Decide that you will spend a week of class time on pairing and kickstarting the project. Use a flipped classroom style for that week so that students read at home but work during class time. Other than reading there are no assignments during that week. You can spend a short amount of time at the end of each class period asking about questions on the reading. Don't start with this, though, or you won't know when to stop.
The first hour (or so) of the week in question is a demonstration, in which you and one of your students (maybe a captain), pair on the project itself. I would also incorporate test-first programming into this demonstration. Write no code until you have a failing test. Switch roles with your "partner". Switch partners also. Distribute any code you build to the class at the end so that they have a starting point. No code is written by any individual. Ever. For any reason. Just Say No.
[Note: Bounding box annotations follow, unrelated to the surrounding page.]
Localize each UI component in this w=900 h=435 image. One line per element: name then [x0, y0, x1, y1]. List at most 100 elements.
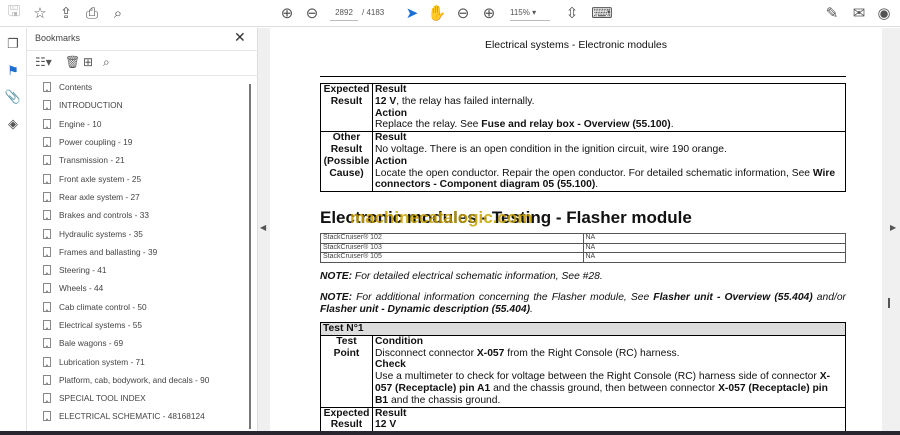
layers-icon[interactable]: ◈: [4, 116, 22, 134]
content-line: Locate the open conductor. Repair the op…: [375, 168, 843, 192]
bold-text: Flasher unit - Overview (55.404): [653, 292, 813, 303]
model-row: StackCruiser® 103 NA: [320, 242, 846, 253]
bookmark-icon: [43, 393, 51, 404]
bookmark-item[interactable]: Power coupling - 19: [27, 133, 247, 151]
bold-text: 12 V: [375, 419, 397, 431]
email-icon[interactable]: ✉: [849, 4, 869, 22]
bookmark-label: Transmission - 21: [59, 155, 125, 166]
bookmark-item[interactable]: Electrical systems - 55: [27, 316, 247, 334]
zoom-select[interactable]: 115% ▾: [510, 5, 550, 21]
bookmark-item[interactable]: Cab climate control - 50: [27, 298, 247, 316]
row-label: Expected Result: [320, 406, 373, 431]
bookmark-icon: [43, 118, 51, 129]
bookmark-icon: [43, 283, 51, 294]
bookmark-item[interactable]: Transmission - 21: [27, 151, 247, 169]
text-run: .: [670, 119, 674, 131]
text-run: Use a multimeter to check for voltage be…: [375, 371, 820, 383]
text-run: Replace the relay. See: [375, 119, 482, 131]
bookmarks-panel: Bookmarks ✕ ☷▾ 🗑 ⊞ ⌕ Contents INTRODUCTIO…: [27, 28, 258, 431]
bookmark-icon: [43, 155, 51, 166]
next-page-icon[interactable]: ⊖: [302, 4, 322, 22]
bookmark-item[interactable]: Front axle system - 25: [27, 169, 247, 187]
hand-tool-icon[interactable]: ✋: [427, 4, 447, 22]
bookmark-icon: [43, 210, 51, 221]
zoom-out-icon[interactable]: ⊖: [453, 4, 473, 22]
bookmark-icon: [43, 374, 51, 385]
bookmark-toolbar: ☷▾ 🗑 ⊞ ⌕: [27, 50, 258, 76]
attachments-icon[interactable]: 📎: [4, 89, 22, 107]
collapse-left-arrow-icon[interactable]: ◀: [260, 223, 266, 232]
sign-icon[interactable]: ✎: [822, 4, 842, 22]
bookmark-label: Contents: [59, 82, 93, 93]
bookmark-item[interactable]: Bale wagons - 69: [27, 334, 247, 352]
bookmark-item[interactable]: Steering - 41: [27, 261, 247, 279]
scroll-mode-icon[interactable]: ⌨: [591, 4, 613, 22]
content-line: Replace the relay. See Fuse and relay bo…: [375, 119, 843, 131]
bookmark-item[interactable]: ELECTRICAL SCHEMATIC - 48168124: [27, 407, 247, 425]
note-schematic: NOTE: For detailed electrical schematic …: [320, 271, 846, 283]
bookmark-icon: [43, 191, 51, 202]
find-bookmark-icon[interactable]: ⌕: [103, 55, 110, 70]
bookmark-item[interactable]: Engine - 10: [27, 115, 247, 133]
bookmark-item[interactable]: Hydraulic systems - 35: [27, 224, 247, 242]
bookmark-icon: [43, 320, 51, 330]
bookmark-item[interactable]: Lubrication system - 71: [27, 352, 247, 370]
row-label: Expected Result: [320, 82, 373, 133]
bold-text: Fuse and relay box - Overview (55.100): [481, 119, 671, 131]
bookmark-item[interactable]: Contents: [27, 78, 247, 96]
text-run: Locate the open conductor. Repair the op…: [375, 167, 813, 179]
bold-text: Flasher unit - Dynamic description (55.4…: [320, 303, 531, 315]
model-cell: StackCruiser® 103: [320, 242, 584, 253]
bookmark-icon: [43, 82, 51, 93]
upload-cloud-icon[interactable]: ⇪: [56, 4, 76, 22]
bookmark-label: Frames and ballasting - 39: [59, 246, 158, 257]
row-content: Condition Disconnect connector X-057 from…: [372, 334, 846, 408]
bookmark-label: Steering - 41: [59, 265, 107, 276]
row-label: Test Point: [320, 334, 373, 408]
bookmark-item[interactable]: SPECIAL TOOL INDEX: [27, 389, 247, 407]
bookmark-label: Front axle system - 25: [59, 173, 142, 184]
test-title: Test N°1: [320, 322, 846, 336]
options-menu-icon[interactable]: ☷▾: [35, 55, 52, 69]
bold-text: NOTE:: [320, 292, 353, 303]
content-line: Action: [375, 156, 843, 168]
bold-text: Result: [375, 132, 407, 144]
bookmark-label: Rear axle system - 27: [59, 191, 140, 202]
bookmark-item[interactable]: INTRODUCTION: [27, 96, 247, 114]
content-line: Disconnect connector X-057 from the Righ…: [375, 348, 843, 360]
pages-icon[interactable]: ❐: [4, 36, 22, 54]
text-run: and/or: [812, 292, 846, 303]
document-scrollbar[interactable]: [888, 298, 890, 308]
bookmark-item[interactable]: Brakes and controls - 33: [27, 206, 247, 224]
table-row: Expected Result Result 12 V, the relay has…: [320, 82, 846, 133]
zoom-in-icon[interactable]: ⊕: [479, 4, 499, 22]
sidebar-scrollbar[interactable]: [249, 84, 251, 429]
bookmark-label: Hydraulic systems - 35: [59, 228, 143, 239]
close-panel-button[interactable]: ✕: [234, 29, 246, 46]
delete-icon[interactable]: 🗑: [65, 55, 80, 69]
page-fit-icon[interactable]: ⇳: [562, 4, 582, 22]
bookmark-item[interactable]: Frames and ballasting - 39: [27, 243, 247, 261]
table-row: Test Point Condition Disconnect connector …: [320, 334, 846, 408]
bookmark-item[interactable]: Platform, cab, bodywork, and decals - 90: [27, 371, 247, 389]
add-bookmark-icon[interactable]: ⊞: [83, 55, 93, 69]
bookmark-star-icon[interactable]: ☆: [30, 4, 50, 22]
select-cursor-icon[interactable]: ➤: [402, 4, 422, 22]
bookmarks-icon[interactable]: ⚑: [4, 63, 22, 81]
print-icon[interactable]: ⎙: [82, 4, 102, 22]
bookmark-item[interactable]: Wheels - 44: [27, 279, 247, 297]
bookmark-icon: [43, 246, 51, 257]
previous-page-icon[interactable]: ⊕: [277, 4, 297, 22]
document-viewport: ◀ Electrical systems - Electronic module…: [258, 28, 900, 431]
bookmark-item[interactable]: Rear axle system - 27: [27, 188, 247, 206]
save-icon[interactable]: 🖫: [4, 3, 24, 22]
bookmark-icon: [43, 265, 51, 276]
bookmark-label: Bale wagons - 69: [59, 338, 124, 349]
page-number-input[interactable]: 2892: [330, 5, 358, 21]
bold-text: Result: [375, 407, 407, 419]
account-icon[interactable]: ◉: [874, 4, 894, 22]
note-flasher: NOTE: For additional information concern…: [320, 292, 846, 316]
search-icon[interactable]: ⌕: [108, 4, 128, 22]
collapse-right-arrow-icon[interactable]: ▶: [890, 223, 896, 232]
model-cell: StackCruiser® 105: [320, 252, 584, 263]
If you really want the students to do this, there is one more aspect of agile development that you should adopt. Rather than having the students work from an overall narrative that informally specifies the project, or a formal specification that does so explicitly, give them the project as a "project backlog" (Scrum terminology). This is a list of cards that you have written that lay out the features of the project, one feature per card. The features are incompletely specified so you will need, as the project proceeds, to answer questions about what you really want. Each week you select a subset of the backlog for development that week.
The student teams work in the classroom, not at home for that entire week. Work hard on giving them feedback both on their product, but also on their process, as the week goes on. After one week you can probably turn them loose, but it would be good if you can supply them with a place in which they can continue to work as if they were in class, with the whole team (4-6) people there simultaneously. A cafeteria might work, but not a library unless it has work rooms used for small group discussion.
It is very useful if you can provide the class with an always-on communication channel in which they can always ask for and get help. This needs to be more than just email to/from you. A chatroom or a wiki works. So does an email distribution list to which everyone in the class can contribute. This makes the course 24 by 7, of course and you need to be available to give feedback. But the students should themselves feel empowered to answer questions that appear on the list. I didn't try to keep the teams from communicating with each other, even though the teams were working on the same project. Teams "copying" from one another was never an issue since information was basically free.
Note that I've used this successfully. Pairing, test-first, product backlogs, and small teams is a synergistic whole. But they need supervised practice or they won't see its benefit nor give it a fair trial. They also need a place and time to work together that won't disrupt their otherwise busy schedules.
Finally, make process feedback an important part of the project. You can ask for this to be given live or in writing. I found it useful to provide an anonymous feedback channel so that I could learn things that students wouldn't otherwise say.